In 2021, the Skybox Research Lab published a report that uncovered 20,175 new vulnerabilities in 2021 -- the most vulnerabilities ever reported in a single year. The total number of vulnerabilities published over the last 10 years reached 166,938 in 2021, which is a three-fold increase. The same report indicated a 42 percent increase in new ransomware programs in the same year. This is primarily in the Operational Technology (OT) sector -- think energy, water, transportation, environmental control systems, and other vital assets that can inflict severe economic damage and endanger public safety if disrupted. The data demonstrates threat actors are becoming more efficient at weaponizing the latest vulnerabilities in both breadth and speed.

Another reason for the continued growth of ransomware is organizations using obsolete vulnerability prioritization approaches that rely solely on measuring the severity of vulnerabilities by CVSS (a common vulnerability scoring system). This system takes an extremely narrow approach to measuring vulnerabilities and fails to consider the organization's unique circumstances before providing a score. Cybercriminals know companies are using this one-size-fits-all approach and use this lack of visibility into vulnerabilities to increase their success.

BN: How can companies predict and prevent this type of attack?

DA: Companies are typically reactive because of an internal absence of resilience. They're expending resources on legacy measures that are increasingly becoming more futile. In doing this, they are inadvertently leaving security teams completely unable to keep pace with a threat landscape that’s in a constant state of evolution.

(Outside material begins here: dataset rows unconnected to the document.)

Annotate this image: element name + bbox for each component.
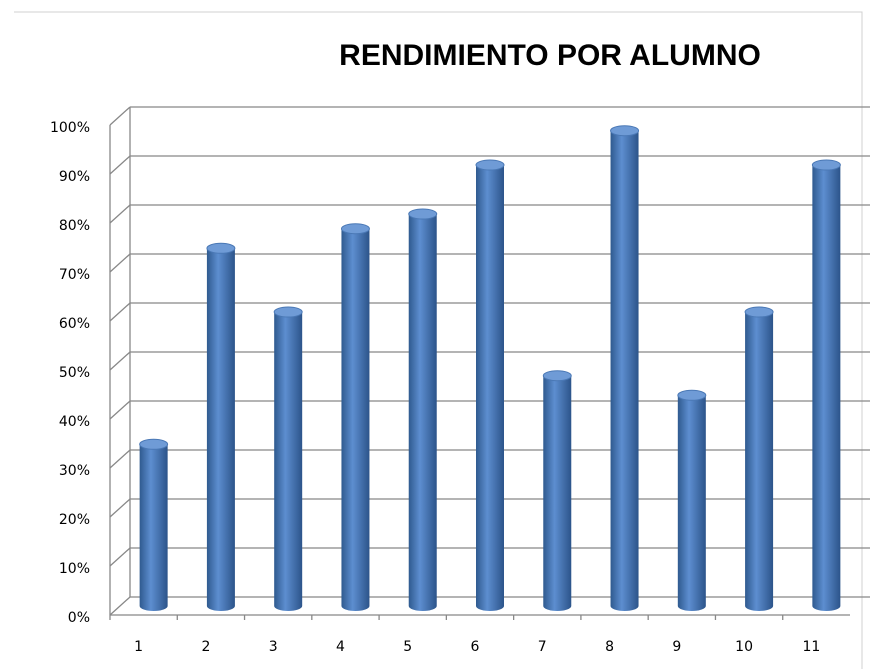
x-tick-label: 10 xyxy=(735,639,753,655)
y-tick-label: 50% xyxy=(59,365,90,381)
y-tick-label: 70% xyxy=(59,267,90,283)
bar xyxy=(677,390,706,611)
bar-top xyxy=(206,242,236,254)
x-tick-label: 8 xyxy=(605,639,614,655)
y-tick-label: 100% xyxy=(50,120,90,136)
x-tick-label: 4 xyxy=(336,639,345,655)
bar xyxy=(274,307,303,611)
y-tick-label: 20% xyxy=(59,512,90,528)
bar-top xyxy=(744,306,774,318)
chart-title: RENDIMIENTO POR ALUMNO xyxy=(339,39,761,72)
grid-line xyxy=(109,400,131,420)
grid-line xyxy=(109,596,131,616)
x-tick-label: 7 xyxy=(538,639,547,655)
bar-top xyxy=(340,223,370,235)
x-tick-label: 11 xyxy=(802,639,820,655)
bar-top xyxy=(811,159,841,171)
bar xyxy=(206,243,235,611)
bar xyxy=(543,370,572,611)
grid-line xyxy=(109,498,131,518)
bar xyxy=(812,160,841,611)
x-tick-label: 5 xyxy=(403,639,412,655)
bar xyxy=(341,223,370,611)
bar xyxy=(408,209,437,611)
bar-top xyxy=(273,306,303,318)
grid-line xyxy=(109,253,131,273)
x-tick-label: 1 xyxy=(134,639,143,655)
y-tick-label: 90% xyxy=(59,169,90,185)
grid-line xyxy=(109,547,131,567)
y-tick-label: 10% xyxy=(59,561,90,577)
bar-top xyxy=(408,208,438,220)
y-tick-label: 60% xyxy=(59,316,90,332)
grid-line xyxy=(109,204,131,224)
bar-top xyxy=(475,159,505,171)
bar-top xyxy=(610,125,640,137)
bar xyxy=(139,439,168,611)
bar-top xyxy=(139,438,169,450)
bar-top xyxy=(542,370,572,382)
y-tick-label: 0% xyxy=(68,610,90,626)
x-tick-label: 6 xyxy=(471,639,480,655)
grid-line xyxy=(109,351,131,371)
y-tick-label: 80% xyxy=(59,218,90,234)
grid-line xyxy=(109,106,131,126)
bar xyxy=(745,307,774,611)
grid-line xyxy=(109,155,131,175)
bar xyxy=(476,160,504,611)
x-tick-label: 9 xyxy=(672,639,681,655)
bar xyxy=(610,125,639,611)
grid-line xyxy=(109,302,131,322)
x-tick-label: 2 xyxy=(201,639,210,655)
y-tick-label: 30% xyxy=(59,463,90,479)
bar-top xyxy=(677,389,707,401)
x-tick-label: 3 xyxy=(269,639,278,655)
grid-line xyxy=(109,449,131,469)
y-tick-label: 40% xyxy=(59,414,90,430)
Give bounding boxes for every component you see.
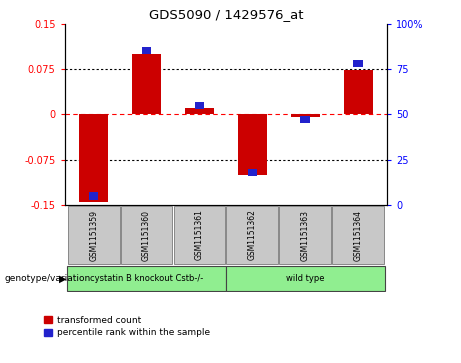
FancyBboxPatch shape bbox=[226, 206, 278, 264]
Bar bbox=[142, 47, 151, 54]
Text: wild type: wild type bbox=[286, 274, 325, 283]
Text: GSM1151361: GSM1151361 bbox=[195, 209, 204, 261]
Bar bbox=[132, 54, 161, 114]
Bar bbox=[301, 116, 310, 123]
Text: genotype/variation: genotype/variation bbox=[5, 274, 91, 283]
Text: ▶: ▶ bbox=[59, 274, 66, 284]
FancyBboxPatch shape bbox=[279, 206, 331, 264]
Bar bbox=[89, 192, 98, 200]
Bar bbox=[354, 60, 363, 67]
Bar bbox=[343, 70, 372, 114]
Text: GSM1151360: GSM1151360 bbox=[142, 209, 151, 261]
Bar bbox=[248, 169, 257, 176]
Bar bbox=[195, 102, 204, 109]
FancyBboxPatch shape bbox=[67, 266, 226, 291]
Text: GSM1151364: GSM1151364 bbox=[354, 209, 363, 261]
FancyBboxPatch shape bbox=[68, 206, 119, 264]
Title: GDS5090 / 1429576_at: GDS5090 / 1429576_at bbox=[148, 8, 303, 21]
FancyBboxPatch shape bbox=[173, 206, 225, 264]
Text: GSM1151359: GSM1151359 bbox=[89, 209, 98, 261]
Bar bbox=[79, 114, 108, 202]
Text: GSM1151363: GSM1151363 bbox=[301, 209, 310, 261]
Bar bbox=[291, 114, 320, 117]
FancyBboxPatch shape bbox=[121, 206, 172, 264]
Bar bbox=[185, 108, 214, 114]
Legend: transformed count, percentile rank within the sample: transformed count, percentile rank withi… bbox=[41, 313, 213, 340]
FancyBboxPatch shape bbox=[332, 206, 384, 264]
Bar bbox=[238, 114, 267, 175]
Text: GSM1151362: GSM1151362 bbox=[248, 209, 257, 261]
FancyBboxPatch shape bbox=[226, 266, 384, 291]
Text: cystatin B knockout Cstb-/-: cystatin B knockout Cstb-/- bbox=[90, 274, 203, 283]
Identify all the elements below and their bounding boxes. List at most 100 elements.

What companies should be doing instead is concentrating on designing a thorough security posture management program that extends throughout the entire enterprise. This approach needs to seamlessly integrate IT and OT environments in addition to optimizing the security planning, implementation, and remediation processes. This level of visibility can only be achieved by implementing a network model rooted in the aggregation of essential data from security, cloud, and network tools. This comprehensive approach to network modeling enables security teams to conduct simulations and evaluations that are aligned with every device and configuration within the security environment.

Organizations must start by taking proactive control over their security posture to stop attacks before they turn into the next headline-grabbing catastrophe. They should adopt tools and create standardized processes that evaluate the overall effectiveness of security controls, procedures, and compliance strategies. Once they have this data, they can proactively identify ways to bolster security efficacy to lower risk of exposure. The aim should be complete visibility across IT and OT systems, discovering and prioritizing exploitable vulnerabilities, then linking this data with distinctive network configurations and security controls to establish if the system is exposed.